HOMEM INOXIDÁVEL

Desenhos científicos revelam o esforço para a recriação humana. Mapeamentos genéticos contribuirão para subjugar patogenias, vírus e bactérias. Em estágio mais adiantado, chips implantados no cérebro serão transferidos para um corpo biônico.

Como se pode intuir, o ser humano prepara-se para desfrutar da imortalidade.

Em futuro próximo, gerações que não forem premiadas cientificamente, estarão a interagir com um espécime resistente e fantástico.

Indaga-se acerca das emoções que acompanharão o novo homem. Supõe-se da sua versátil idoneidade em um reinado de fórmulas matemáticas e condutores magnéticos. Conjetura-se que o novo homem viajará na trilha infinita dos números, subjugará o decesso, a matéria, o espaço e o tempo.

Ninguém duvida que o ser indestrutível, ao navegar próximo da velocidade da luz, munido da frieza e obstinação, ousará em direção aos segundos iniciais do universo.

A extraordinária criatura se comunicará através gráficos e sinais indubitados. O manifesto artístico, responsável por captar as minúcias do espírito, poderá ser definitivamente esquecido.

Esse mega ensaio que projetará a íris, o tamanho do pé, os clones e as navegações a portentos anos-luz, certamente descuidará do convívio em meio a evolução dos seus controles. Suspeita-se que o novo ser, na rota infinita da solidão, não estará capacitado para entender a brevidade inextinguível de uma momentânea, mas agradável convivência.

O que toca o espírito, mesmo de forma breve, é mais intenso e durável do que a eterna e monótona eternidade. Essa lição, todavia, estará relegada ao esquecimento.

O ente ideológico, a estética, a utopia e o clamor íntimo da justiça também estarão gravemente ameaçados.

A nova espécie, fruto de uma rigorosa escolha, dispensará as exigências da alma. Nascido sob os rigores do aço e da cibernética, o novo ser terá a capacidade de se autorregenerar indefinidamente. Nem a fome ou o mercado de capitais afligirá seus inoxidáveis comandos.

Esse “imortalóide” subestimará inúmeros capítulos das histórias pessoais, que foram escritas com emoção e intensidade. A ele bastará o vácuo profundo e silencioso do cosmos.

Os mais otimistas, mesmo que a possibilidade seja escassa, acham que algum resquício do criador contribuirá para amansar os metais. Essa redenção poderá estar num surpreendente descuido. Quem sabe a criatura, entre o esplendor das galáxias, ao manejar por descuido algum programa arquivado na espaçonave, se deixe tocar por um sutil atrevimento?

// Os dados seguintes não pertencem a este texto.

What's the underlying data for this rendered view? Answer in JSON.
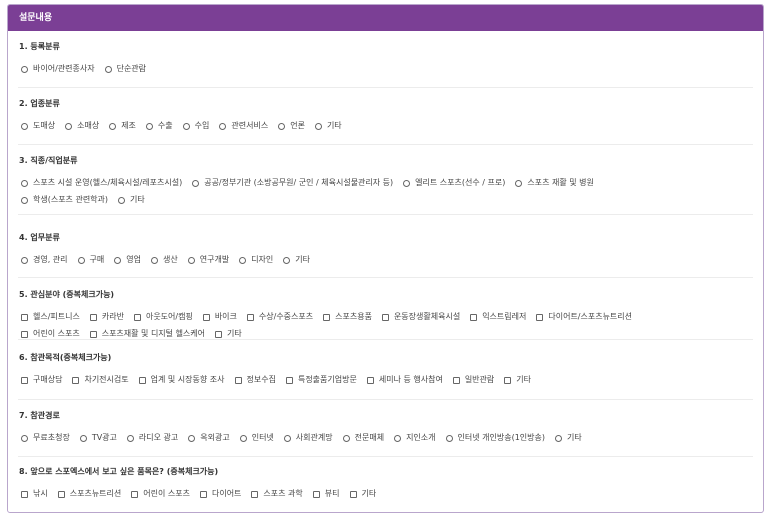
{
  "header": {
    "title": "설문내용"
  },
  "questions": [
    {
      "title": "1. 등록분류",
      "type": "radio",
      "rows": [
        [
          "바이어/관련종사자",
          "단순관람"
        ]
      ]
    },
    {
      "title": "2. 업종분류",
      "type": "radio",
      "rows": [
        [
          "도매상",
          "소매상",
          "제조",
          "수출",
          "수입",
          "관련서비스",
          "언론",
          "기타"
        ]
      ]
    },
    {
      "title": "3. 직종/직업분류",
      "type": "radio",
      "rows": [
        [
          "스포츠 시설 운영(헬스/체육시설/레포츠시설)",
          "공공/정부기관 (소방공무원/ 군인 / 체육시설물관리자 등)",
          "엘리트 스포츠(선수 / 프로)",
          "스포츠 재활 및 병원"
        ],
        [
          "학생(스포츠 관련학과)",
          "기타"
        ]
      ]
    },
    {
      "title": "4. 업무분류",
      "type": "radio",
      "rows": [
        [
          "경영, 관리",
          "구매",
          "영업",
          "생산",
          "연구개발",
          "디자인",
          "기타"
        ]
      ]
    },
    {
      "title": "5. 관심분야 (중복체크가능)",
      "type": "checkbox",
      "rows": [
        [
          "헬스/피트니스",
          "카라반",
          "아웃도어/캠핑",
          "바이크",
          "수상/수중스포츠",
          "스포츠용품",
          "운동장생활체육시설",
          "익스트림레저",
          "다이어트/스포츠뉴트리션"
        ],
        [
          "어린이 스포츠",
          "스포츠재활 및 디지털 헬스케어",
          "기타"
        ]
      ]
    },
    {
      "title": "6. 참관목적(중복체크가능)",
      "type": "checkbox",
      "rows": [
        [
          "구매상담",
          "차기전시검토",
          "업계 및 시장동향 조사",
          "정보수집",
          "특정출품기업방문",
          "세미나 등 행사참여",
          "일반관람",
          "기타"
        ]
      ]
    },
    {
      "title": "7. 참관경로",
      "type": "radio",
      "rows": [
        [
          "무료초청장",
          "TV광고",
          "라디오 광고",
          "옥외광고",
          "인터넷",
          "사회관계망",
          "전문매체",
          "지인소개",
          "인터넷 개인방송(1인방송)",
          "기타"
        ]
      ]
    },
    {
      "title": "8. 앞으로 스포엑스에서 보고 싶은 품목은? (중복체크가능)",
      "type": "checkbox",
      "rows": [
        [
          "낚시",
          "스포츠뉴트리션",
          "어린이 스포츠",
          "다이어트",
          "스포츠 과학",
          "뷰티",
          "기타"
        ]
      ]
    }
  ]
}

O adágio da Sonata ao Luar de Beethoven, como distração momentânea, talvez venha povoar sua curiosidade. A intromissão musical, ao desalinhar sentenças eletromagnéticas, poderá subverter o sistema e "humanizar" o novo ser. É possível ainda, que o trecho musical contribua para apontar um sentido ao que, embora passageiro, seja bem vivido.